Helicobacter pylori (CagA) and Epstein Barr virus infection in gastric carcinomas : correlation with p53 mutation and c-Myc, Bcl-2 and bax expression

Detalhes bibliográficos
Autor(a) principal: Lima, Valeska Portela
Data de Publicação: 2008
Outros Autores: Lima, Marcos Antonio Pereira de, André, Ângela Rosa, Ferreira, Márcia Valéria Pitombeira, Barros, Marcos Aurélio Pessoa, Rabenhorst, Silvia Helena Barem
Tipo de documento: Artigo
Idioma: eng
Título da fonte: Repositório Institucional da Universidade Federal do Ceará (UFC)

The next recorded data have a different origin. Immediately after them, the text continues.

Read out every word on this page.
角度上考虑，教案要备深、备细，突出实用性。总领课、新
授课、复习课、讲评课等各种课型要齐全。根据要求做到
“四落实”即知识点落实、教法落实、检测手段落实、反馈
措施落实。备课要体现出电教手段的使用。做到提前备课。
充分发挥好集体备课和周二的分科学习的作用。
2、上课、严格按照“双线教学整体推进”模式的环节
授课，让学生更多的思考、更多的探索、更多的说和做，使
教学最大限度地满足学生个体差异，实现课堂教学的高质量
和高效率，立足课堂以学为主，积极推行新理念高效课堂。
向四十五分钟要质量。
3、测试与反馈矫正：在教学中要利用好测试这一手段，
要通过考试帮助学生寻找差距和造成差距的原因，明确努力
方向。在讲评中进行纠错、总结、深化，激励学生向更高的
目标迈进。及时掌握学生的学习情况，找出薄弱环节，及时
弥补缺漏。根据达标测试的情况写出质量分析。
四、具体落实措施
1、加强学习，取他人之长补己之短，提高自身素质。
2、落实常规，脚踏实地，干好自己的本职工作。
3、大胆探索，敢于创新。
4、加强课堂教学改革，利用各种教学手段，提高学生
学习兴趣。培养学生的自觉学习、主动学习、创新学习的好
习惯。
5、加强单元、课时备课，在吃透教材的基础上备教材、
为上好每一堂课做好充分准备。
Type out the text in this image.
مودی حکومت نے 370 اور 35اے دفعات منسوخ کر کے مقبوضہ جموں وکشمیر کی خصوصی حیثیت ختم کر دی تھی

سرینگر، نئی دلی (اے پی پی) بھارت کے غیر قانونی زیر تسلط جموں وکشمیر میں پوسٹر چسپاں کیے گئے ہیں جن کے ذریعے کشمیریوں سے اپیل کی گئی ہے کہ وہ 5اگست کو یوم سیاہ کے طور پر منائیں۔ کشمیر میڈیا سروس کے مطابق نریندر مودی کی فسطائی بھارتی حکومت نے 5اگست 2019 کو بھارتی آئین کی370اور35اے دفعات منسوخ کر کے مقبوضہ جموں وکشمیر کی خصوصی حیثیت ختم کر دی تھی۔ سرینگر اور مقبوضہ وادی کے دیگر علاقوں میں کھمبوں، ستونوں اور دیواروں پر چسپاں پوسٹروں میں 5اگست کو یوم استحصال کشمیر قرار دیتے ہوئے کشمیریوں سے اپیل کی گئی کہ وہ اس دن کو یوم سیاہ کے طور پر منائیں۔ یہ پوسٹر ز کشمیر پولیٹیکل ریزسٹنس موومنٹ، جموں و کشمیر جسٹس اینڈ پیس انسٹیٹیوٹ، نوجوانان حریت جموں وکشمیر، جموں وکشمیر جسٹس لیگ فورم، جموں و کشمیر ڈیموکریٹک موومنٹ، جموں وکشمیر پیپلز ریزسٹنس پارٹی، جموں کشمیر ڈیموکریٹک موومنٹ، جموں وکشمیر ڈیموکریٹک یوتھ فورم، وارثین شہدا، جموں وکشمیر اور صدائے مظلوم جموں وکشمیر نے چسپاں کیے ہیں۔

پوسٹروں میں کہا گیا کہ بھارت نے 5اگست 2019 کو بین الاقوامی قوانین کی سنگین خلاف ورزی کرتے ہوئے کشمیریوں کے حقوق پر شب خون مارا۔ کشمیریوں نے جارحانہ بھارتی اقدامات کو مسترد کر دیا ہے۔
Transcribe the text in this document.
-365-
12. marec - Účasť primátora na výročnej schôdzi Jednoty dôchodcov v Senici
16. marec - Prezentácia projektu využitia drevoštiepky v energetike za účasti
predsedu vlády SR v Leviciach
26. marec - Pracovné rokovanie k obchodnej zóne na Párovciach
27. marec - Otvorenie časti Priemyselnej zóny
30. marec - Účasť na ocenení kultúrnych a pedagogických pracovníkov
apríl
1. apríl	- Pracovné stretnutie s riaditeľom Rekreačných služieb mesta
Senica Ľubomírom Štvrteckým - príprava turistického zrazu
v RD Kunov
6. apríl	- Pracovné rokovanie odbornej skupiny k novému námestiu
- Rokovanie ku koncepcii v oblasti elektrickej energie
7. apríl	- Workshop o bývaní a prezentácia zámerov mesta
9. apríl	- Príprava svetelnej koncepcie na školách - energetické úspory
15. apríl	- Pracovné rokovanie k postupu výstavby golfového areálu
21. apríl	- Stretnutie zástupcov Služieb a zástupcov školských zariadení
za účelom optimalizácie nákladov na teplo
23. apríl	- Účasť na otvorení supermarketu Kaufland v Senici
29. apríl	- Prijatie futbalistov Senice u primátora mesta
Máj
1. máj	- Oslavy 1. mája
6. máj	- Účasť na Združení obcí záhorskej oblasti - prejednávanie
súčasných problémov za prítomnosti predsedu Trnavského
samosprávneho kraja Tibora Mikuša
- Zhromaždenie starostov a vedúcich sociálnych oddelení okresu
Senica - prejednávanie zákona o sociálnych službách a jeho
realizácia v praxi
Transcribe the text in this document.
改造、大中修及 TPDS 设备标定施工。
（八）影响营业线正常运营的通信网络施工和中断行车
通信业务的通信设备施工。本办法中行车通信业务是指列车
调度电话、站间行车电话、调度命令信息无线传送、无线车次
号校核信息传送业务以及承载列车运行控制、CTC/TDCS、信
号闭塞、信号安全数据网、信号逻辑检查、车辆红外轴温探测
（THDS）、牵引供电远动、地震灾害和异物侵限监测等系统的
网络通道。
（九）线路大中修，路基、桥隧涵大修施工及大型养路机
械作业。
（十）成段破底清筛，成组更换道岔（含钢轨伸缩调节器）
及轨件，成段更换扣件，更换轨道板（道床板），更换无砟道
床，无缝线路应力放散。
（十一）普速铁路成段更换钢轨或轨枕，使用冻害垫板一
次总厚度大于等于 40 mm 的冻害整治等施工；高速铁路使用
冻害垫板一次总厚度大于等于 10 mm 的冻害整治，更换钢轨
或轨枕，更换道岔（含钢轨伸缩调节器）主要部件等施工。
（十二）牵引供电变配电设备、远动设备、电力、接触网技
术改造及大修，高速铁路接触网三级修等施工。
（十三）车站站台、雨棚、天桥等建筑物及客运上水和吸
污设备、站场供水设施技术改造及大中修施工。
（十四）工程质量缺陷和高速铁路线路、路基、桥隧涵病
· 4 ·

Texto Completo: http://www.repositorio.ufc.br/handle/riufc/5370
Resumo: AIM: To investigate the interrelationship between H pylori and Epstein-Barr virus (EBV) infection in the gastric carcinogenesis having in focus the p53 mutation and the c-Myc, Bcl-2 and Bax expression. METHODS: seventy-one gastric carcinoma tissues were assessed by polymerase chain reaction (PCR) for H pylori and in situ hybridization for EBV. c-Myc, Bcl-2 and Bax expression were detected by immunohistochemistry and single-stranded conformational polymorphism (SSCP) for p53 mutation. RESULTS: The positivity rates for H pylori and EBV were 94.4% and 8.45%, respectively. The majority of the cases displayed only the H pylori presence. All EBV positive cases were also H pylori positive. None infectious agent was observed in 5.55% of the cases. The intestinal type tumor was more frequent in the co-infected and non-infected groups. The female predominated in the non-infected group showing statistical significance (70.4% vs 29.6%, P = 0.039). The Bcl-2 was only detected in the group exclusively infected by H pylori . However, c-Myc and Bax were detected in the three groups but with a low frequency in the co-infected group. Mutation of p53 was present in all groups, with the highest frequencies in the H pylori positive groups. CONCLUSION: The frequency of H pylori infection in gastric carcinomas was high. The presented data indicated that gastric carcinogenesis has different pathways depending of the presence of the two investigated infectious agents, suggesting a possible involvement of H pylori with apoptotic process. The low expression of c-Myc and Bax in the EBV-positive groups suggests that EBV may inhibit the expression of these proteins. Nevertheless, p53 mutation shows to be a relevant alteration, independent of both infectious agents.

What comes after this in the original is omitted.